Kalabalık,azgın bir çakal sürüsünün işgal rahatlığıyla ve değer bilmezliğiyle konuştuğunu zanneden insana da ; maçan yiyorsa Çin'e,Rus'a yada Kaçıp geldiğin Tiyanşan dağlarına dön de kendi yerinde ulumaya çalış beyimm,,,derler.
27 Mayıs 2015 Çarşamba Saat 23:08Sayın Semih Bey,
Eve dönüş zamanı geldi deyip döne döne ancak Türkiye'ye dönenler asıl nasıl utanmadan vatan edebiyatı yapıyorlar anlamak mümkün değil.Hadi onu geçtik diyelim,eğer dini bir cemaat söz konusu olsaydı şeyhlerine gözü kapalı biat edip uçtuğuna inanacak olan bir grubun üyeleri,tarikat liderlerine o kadar bağlılarki inanın bana onlar asla ciddiye alınacak insanlar değiller.Bu menzil zavallısıda onlardan biri.Kendiside herhalde kesin dönüşünü Türkiyeye yapar,vatan edebiyatına rağmen.Menzil denen canlının bir kula faydası yoktur,kendine bile faydası yoktur,çıkmış burada provokatörlük yapıyor.Saygılarımla.
Menzil bey/ bayan, adınız yok sizin!
Madem bir görüşünüz var, ki saygı duyarım, ama sizin ulusunuz ve toprağınız için ne yaptığınızı görmek ve bilmek isterim.
Benim adım, yerim, görüşüm, her şey ortada.
Kuşkusuz toprağım da, iklimim de olmadığım da ortada haklısınız.
Fakat milyonlarca Çerkes acaba niye toprağın da ve iklimin de yaşamıyor?
Onbinlerce Suriyeli Çerkes neden anayurtlarına geri dönemedi?
Neden Çerkes aydınları yurtlarına özgürce giremiyor?

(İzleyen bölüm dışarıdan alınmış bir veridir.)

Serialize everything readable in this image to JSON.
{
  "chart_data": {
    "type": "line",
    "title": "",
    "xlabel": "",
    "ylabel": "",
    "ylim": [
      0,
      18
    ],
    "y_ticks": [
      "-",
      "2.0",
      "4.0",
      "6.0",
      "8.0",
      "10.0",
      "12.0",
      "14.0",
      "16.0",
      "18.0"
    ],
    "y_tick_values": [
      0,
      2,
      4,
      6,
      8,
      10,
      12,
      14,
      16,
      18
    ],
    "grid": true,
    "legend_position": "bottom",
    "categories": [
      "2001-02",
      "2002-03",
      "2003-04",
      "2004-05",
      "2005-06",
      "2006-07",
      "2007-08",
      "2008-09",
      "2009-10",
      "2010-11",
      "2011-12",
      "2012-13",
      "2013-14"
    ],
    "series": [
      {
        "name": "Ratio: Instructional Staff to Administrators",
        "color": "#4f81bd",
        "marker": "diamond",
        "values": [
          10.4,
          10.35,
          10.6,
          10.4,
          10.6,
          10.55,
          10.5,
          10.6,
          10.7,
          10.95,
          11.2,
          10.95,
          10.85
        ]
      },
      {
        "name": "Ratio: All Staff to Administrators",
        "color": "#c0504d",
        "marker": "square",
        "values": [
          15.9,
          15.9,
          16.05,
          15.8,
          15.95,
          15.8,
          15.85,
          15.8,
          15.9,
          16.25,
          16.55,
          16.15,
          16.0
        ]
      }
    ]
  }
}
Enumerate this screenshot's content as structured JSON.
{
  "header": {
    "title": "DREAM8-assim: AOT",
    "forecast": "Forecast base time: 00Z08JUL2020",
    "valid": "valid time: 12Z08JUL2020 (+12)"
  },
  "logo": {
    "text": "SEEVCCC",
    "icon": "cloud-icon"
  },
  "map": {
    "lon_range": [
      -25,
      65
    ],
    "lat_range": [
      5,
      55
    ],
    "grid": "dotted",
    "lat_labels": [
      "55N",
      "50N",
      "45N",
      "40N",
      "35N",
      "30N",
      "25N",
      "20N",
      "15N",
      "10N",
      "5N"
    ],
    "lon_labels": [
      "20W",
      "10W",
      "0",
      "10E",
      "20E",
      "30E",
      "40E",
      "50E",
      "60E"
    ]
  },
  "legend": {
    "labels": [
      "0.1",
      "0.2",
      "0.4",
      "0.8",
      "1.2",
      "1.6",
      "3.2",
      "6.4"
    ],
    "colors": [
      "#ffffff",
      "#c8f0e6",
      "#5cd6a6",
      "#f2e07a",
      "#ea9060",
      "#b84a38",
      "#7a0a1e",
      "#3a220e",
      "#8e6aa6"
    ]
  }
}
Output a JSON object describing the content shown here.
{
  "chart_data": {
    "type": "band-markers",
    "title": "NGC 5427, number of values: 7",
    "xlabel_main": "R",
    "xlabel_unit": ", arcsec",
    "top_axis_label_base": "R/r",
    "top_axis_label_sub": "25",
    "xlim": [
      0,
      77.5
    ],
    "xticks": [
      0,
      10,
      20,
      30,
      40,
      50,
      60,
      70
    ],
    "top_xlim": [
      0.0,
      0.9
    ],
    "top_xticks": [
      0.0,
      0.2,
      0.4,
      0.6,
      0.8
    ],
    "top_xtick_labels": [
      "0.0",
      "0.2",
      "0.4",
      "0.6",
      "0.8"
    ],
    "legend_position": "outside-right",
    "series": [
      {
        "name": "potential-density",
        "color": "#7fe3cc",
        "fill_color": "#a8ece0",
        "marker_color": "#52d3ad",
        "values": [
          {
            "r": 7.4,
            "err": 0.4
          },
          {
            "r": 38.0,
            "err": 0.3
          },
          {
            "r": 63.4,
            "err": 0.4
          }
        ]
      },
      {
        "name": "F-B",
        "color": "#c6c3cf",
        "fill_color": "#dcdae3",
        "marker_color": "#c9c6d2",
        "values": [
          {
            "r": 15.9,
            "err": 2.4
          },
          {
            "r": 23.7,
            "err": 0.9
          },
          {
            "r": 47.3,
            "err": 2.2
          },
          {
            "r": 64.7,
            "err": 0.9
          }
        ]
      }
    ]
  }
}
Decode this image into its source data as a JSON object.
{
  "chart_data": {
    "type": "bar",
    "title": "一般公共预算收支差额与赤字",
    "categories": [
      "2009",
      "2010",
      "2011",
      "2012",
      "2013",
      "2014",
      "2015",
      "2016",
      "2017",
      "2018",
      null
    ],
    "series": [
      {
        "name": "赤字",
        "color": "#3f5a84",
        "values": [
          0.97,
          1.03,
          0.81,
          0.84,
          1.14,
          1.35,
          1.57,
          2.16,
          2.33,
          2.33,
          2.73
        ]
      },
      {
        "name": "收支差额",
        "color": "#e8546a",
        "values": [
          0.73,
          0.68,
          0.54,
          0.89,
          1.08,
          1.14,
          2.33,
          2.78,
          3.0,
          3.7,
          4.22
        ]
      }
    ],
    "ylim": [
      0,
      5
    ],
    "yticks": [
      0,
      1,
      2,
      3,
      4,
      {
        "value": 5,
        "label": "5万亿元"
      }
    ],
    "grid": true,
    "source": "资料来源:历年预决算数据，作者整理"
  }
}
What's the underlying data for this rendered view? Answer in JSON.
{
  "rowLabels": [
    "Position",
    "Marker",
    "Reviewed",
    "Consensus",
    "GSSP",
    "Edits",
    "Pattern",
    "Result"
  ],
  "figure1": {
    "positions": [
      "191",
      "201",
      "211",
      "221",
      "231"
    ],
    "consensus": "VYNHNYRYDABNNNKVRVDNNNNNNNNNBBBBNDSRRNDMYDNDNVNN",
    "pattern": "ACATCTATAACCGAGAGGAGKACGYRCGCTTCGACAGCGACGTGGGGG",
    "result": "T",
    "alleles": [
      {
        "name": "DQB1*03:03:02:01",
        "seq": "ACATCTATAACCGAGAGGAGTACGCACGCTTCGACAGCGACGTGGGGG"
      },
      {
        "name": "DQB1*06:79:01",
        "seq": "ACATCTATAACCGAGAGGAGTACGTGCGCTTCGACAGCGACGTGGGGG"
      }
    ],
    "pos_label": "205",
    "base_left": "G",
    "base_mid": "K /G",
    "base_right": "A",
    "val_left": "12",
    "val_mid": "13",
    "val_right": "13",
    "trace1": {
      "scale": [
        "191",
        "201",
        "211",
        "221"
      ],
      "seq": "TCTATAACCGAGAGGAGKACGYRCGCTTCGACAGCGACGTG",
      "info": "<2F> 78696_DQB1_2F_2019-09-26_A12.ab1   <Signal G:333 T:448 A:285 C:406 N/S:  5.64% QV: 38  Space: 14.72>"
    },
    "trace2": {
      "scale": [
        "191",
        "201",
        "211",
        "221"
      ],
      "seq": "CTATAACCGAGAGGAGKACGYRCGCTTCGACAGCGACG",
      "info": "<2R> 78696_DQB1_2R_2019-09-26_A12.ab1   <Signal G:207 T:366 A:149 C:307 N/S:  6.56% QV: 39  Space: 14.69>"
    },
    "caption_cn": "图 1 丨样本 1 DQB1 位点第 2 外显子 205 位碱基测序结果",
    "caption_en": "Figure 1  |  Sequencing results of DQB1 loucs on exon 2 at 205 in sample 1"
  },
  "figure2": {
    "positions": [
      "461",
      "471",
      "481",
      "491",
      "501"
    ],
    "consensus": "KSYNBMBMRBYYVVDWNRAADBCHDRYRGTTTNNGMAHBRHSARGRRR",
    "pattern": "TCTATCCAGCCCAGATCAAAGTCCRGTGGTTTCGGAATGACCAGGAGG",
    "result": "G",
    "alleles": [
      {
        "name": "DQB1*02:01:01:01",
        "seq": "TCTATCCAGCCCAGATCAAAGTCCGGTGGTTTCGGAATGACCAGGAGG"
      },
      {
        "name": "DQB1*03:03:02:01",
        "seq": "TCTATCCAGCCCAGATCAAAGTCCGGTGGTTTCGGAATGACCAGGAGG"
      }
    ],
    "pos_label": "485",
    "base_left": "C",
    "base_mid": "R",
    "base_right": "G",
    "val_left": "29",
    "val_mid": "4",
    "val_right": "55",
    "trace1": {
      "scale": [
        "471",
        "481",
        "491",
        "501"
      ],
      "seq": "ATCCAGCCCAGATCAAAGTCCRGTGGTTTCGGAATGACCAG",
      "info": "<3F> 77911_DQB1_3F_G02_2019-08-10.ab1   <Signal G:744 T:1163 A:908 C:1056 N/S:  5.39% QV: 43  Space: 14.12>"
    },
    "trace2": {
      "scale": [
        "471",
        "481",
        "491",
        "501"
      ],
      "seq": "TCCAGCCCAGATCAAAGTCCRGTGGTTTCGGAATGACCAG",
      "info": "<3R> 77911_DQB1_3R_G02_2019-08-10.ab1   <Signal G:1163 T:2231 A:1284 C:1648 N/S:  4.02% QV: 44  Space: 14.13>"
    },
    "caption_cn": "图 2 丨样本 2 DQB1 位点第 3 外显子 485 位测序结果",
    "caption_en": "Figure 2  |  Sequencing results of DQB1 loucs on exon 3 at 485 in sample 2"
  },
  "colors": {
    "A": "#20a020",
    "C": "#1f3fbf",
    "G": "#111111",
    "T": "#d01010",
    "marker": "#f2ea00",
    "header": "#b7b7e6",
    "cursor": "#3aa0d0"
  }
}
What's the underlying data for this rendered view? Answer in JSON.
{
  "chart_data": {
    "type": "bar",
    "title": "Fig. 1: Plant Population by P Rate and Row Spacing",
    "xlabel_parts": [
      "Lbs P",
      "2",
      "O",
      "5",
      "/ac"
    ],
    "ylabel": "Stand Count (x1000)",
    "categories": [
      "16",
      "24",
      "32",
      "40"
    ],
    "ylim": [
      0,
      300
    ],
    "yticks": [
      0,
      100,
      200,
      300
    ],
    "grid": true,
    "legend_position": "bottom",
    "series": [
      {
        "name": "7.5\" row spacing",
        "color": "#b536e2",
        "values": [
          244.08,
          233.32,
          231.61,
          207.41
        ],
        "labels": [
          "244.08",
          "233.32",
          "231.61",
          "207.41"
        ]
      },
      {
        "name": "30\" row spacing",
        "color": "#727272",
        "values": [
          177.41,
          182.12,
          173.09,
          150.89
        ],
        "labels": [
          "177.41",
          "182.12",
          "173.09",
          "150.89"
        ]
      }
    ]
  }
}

Düşüncelerinden ve bir yürüyüş yapmaktan kafası gözü patlatılan Çerkesler niye bu tür kavuşturmaya uğradılar?
Bu sayfalardan yıllardır Çerkes aydınları barışçıl girişimlerini sürdürüyorlar.
RF. tek bir olumlu adımı ne zaman, nerede attı da, biz duymadık!
Önce yüzündeki maskeyi sıyır da ondan sonra başkalarına çamur at Menzil.
Yoksa attığın çamur, değil duvara, önüne dahi düşmez, düşemez.